Today, I went to a ceremony for a friend’s father. It was a celebration of his life. Jack Ramsey passed last Thursday and today his friends and family came together to celebrate his life.
I know Jack’s son and had been to his office this year. I saw the work Jack did. I had seen the work he did but just never knew it was his. I had seen it in Television and Film.
He was good. His clients said so. It take a lot for people you work for to come to a service like this. You work for people all your life. They don’t have to like you. They don’t have to deal with you other than work. They certainly don’t have to come to your service and openly speak so well of your life.
Family’s another monster. Family is something you inherit. You must interact with them. You are forced at some point to mingle at a wedding, funeral or your religious day of choice. That was not the case for Jack. Everyone that I spoke to missed him. They missed his stories. They missed him.
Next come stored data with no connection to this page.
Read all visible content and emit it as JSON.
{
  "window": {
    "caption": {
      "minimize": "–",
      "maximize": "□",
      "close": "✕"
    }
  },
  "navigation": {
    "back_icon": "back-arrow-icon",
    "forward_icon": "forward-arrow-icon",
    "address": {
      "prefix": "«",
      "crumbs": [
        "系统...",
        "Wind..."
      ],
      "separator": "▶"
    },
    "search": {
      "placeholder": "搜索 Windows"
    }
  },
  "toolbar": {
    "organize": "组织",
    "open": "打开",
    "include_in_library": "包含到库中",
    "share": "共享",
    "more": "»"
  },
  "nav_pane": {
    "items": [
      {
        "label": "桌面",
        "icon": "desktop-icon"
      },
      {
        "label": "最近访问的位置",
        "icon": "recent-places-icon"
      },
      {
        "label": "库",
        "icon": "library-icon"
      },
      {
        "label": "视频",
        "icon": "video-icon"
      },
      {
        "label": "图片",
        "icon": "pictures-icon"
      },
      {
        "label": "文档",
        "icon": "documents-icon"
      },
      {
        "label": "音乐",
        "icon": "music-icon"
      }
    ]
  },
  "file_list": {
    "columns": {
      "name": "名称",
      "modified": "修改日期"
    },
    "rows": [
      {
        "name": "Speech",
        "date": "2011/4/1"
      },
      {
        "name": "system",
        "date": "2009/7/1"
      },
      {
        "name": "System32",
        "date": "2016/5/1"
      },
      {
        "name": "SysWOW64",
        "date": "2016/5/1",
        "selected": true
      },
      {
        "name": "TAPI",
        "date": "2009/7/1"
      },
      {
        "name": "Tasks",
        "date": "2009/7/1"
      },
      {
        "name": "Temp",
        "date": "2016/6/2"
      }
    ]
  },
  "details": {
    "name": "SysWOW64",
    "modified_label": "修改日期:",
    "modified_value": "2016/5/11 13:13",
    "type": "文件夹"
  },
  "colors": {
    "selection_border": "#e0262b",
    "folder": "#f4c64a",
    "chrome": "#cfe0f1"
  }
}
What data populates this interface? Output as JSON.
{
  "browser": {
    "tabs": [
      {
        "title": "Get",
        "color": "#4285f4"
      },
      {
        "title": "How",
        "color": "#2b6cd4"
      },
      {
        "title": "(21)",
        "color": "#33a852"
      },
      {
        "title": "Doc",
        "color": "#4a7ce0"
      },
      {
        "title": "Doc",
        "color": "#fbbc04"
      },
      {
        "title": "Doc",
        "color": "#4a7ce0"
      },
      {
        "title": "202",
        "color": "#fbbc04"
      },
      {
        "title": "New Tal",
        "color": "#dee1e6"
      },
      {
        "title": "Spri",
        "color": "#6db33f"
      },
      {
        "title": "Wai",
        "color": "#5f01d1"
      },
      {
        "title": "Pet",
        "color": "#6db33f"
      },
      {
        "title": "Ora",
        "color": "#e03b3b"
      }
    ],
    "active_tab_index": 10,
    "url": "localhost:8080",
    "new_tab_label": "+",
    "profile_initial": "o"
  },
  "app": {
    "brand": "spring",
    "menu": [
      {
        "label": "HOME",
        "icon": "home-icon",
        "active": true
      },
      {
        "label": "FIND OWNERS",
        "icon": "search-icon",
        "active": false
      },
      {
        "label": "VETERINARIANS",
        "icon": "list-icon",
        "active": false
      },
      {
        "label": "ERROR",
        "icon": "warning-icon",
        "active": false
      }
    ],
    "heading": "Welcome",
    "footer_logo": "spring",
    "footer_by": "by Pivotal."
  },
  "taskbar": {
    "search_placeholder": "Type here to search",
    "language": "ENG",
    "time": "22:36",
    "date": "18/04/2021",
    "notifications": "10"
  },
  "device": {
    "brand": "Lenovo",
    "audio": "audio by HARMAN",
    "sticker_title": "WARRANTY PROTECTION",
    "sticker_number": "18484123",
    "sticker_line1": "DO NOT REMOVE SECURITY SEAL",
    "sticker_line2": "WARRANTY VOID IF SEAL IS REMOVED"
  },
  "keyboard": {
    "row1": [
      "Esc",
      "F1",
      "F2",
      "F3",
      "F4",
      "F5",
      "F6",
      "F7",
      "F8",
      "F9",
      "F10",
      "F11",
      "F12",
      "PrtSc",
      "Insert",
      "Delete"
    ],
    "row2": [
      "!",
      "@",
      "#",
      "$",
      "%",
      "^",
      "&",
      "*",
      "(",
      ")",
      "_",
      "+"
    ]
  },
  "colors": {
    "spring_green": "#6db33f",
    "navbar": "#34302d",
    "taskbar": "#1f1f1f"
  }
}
It’s interesting to hear what other people say at a ceremony like this. People don’t have to come but it was a full house. People don’t have to share but they did. People were moved and it showed.
Hearing all these stories made me feel like I missed the boat. I missed out on meeting this great guy but then I didn’t want to feel bad because this was a celebration of his life.
I thought about my own death. I think everyone does when they attend a funeral, wake or celebration of life. I would want something like this. I’m curious about the people that would go. I think everyone worries about it. Do enough people think well of me to attend my funeral.
I don’t think Jack did. From the sounds of it, he lived without that worry.